Targets and metrics should look beyond cost and include broader societal interests. One key deliverable should be equitable deployment of charging stations. For instance, in many cases, charging infrastructure is not present in communities that are most burdened by harmful air pollution. 

So, utility commissions need to direct utilities to install a percentage of charging stations in such communities that support the ability of small businesses and businesses owned by people of color in these locations to make this transition.

Planning and Outreach

To cost-effectively integrate the large additional load from electric vehicles, utilities must perform robust planning, which includes proactive, targeted outreach to fleets to understand their needs and what their future growth trajectory looks like.

The information will help the utility better understand how to meet fleets' needs, as well as facilitate grid planning that maximizes the environmental and system benefits of zero-emission vehicles and mitigates the need for expensive grid infrastructure build out.

Additionally, as utilities are likely to be the first point of contact for facilitating charging as fleets transition, it would be beneficial to have dedicated utility staff to answer questions from businesses — particularly small businesses that may not have the same resources or knowledge base — and provide general education and technical assistance. This way, moving to zero-emission vehicles can happen in a more streamlined and cost-effective way.

Cost and Benefit Evaluation

Currently, many utility commissions decide whether a program passes a cost-benefit test by looking purely at monetary costs. However, commissions should evaluate costs and benefits in a holistic way by using a more comprehensive analytical tool.

For instance, use of societal cost tests has plenty of precedent in the energy efficiency context.

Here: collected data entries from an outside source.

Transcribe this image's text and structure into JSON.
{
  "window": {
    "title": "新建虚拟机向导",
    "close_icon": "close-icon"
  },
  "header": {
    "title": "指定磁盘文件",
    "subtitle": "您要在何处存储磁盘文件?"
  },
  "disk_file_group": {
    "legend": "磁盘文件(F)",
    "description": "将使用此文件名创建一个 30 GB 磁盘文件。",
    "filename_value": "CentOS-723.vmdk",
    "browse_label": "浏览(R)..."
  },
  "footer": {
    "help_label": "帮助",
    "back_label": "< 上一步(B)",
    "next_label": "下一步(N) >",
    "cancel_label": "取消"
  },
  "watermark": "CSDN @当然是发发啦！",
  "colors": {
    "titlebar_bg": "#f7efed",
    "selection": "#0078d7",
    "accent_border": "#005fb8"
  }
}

They account for the savings inherent in fewer missed work and school days, hospital visits, and would paint a fundamentally different picture than an analytic framework that treats these benefits as having zero value.

Identification and evaluation of these types of benefits should be done in concert with environmental justice and community-based organizations to allow the favorable economics of charging programs to be equitably recognized.

Program Structure 

Zero-emission vehicles, in particular trucks and buses, need not be seen as a burden for utilities. Rather, they are an opportunity to help meet other clean-energy targets, while potentially lowering costs for all ratepayers and increasing power reliability.

Utility programs need to be structured to keep costs down for zero-emission vehicle customers and ratepayers more generally. They need to include incentives and programmatic features that educate users on how to effectively manage charging and better utilize the grid.

For example, pricing can encourage charging when there are more renewables on the grid and less demand to lower costs for all customers and there's a need to harness fuel-cost savings relative to diesel to the extent possible.

Program structure can determine the scalability of utility efforts. If a program has the attributes necessary to demonstrate key benefits and pave the way for a more wide-scale transition and economies of scale, that can bring down costs throughout the market and potentially for customers.

As such, utilities can play an important role in a cost-effective and equitable vehicle expansion. This includes facilitating deployment of charging infrastructure in a more streamlined way by rate-basing infrastructure up to a certain amount on the utility side of the meter.

Additional strategies are targeting incentives for small businesses and businesses operating in low-income and communities of color to bring down the upfront cost of charging infrastructure and deploying technologies that mitigate grid buildout, such as onsite solar and storage.

That is, widening the reach of electric vehicles can help integrate more renewable energy into the grid, if charging is managed. If increased load is integrated in a way that more effectively uses the grid, this can help lower costs for all ratepayers.

Of course, these broad principles are just a starting point — the devil is in the details. Utilities should be looking at what design elements need to be considered to unlock the full value and health and environmental benefits of zero-emission vehicles.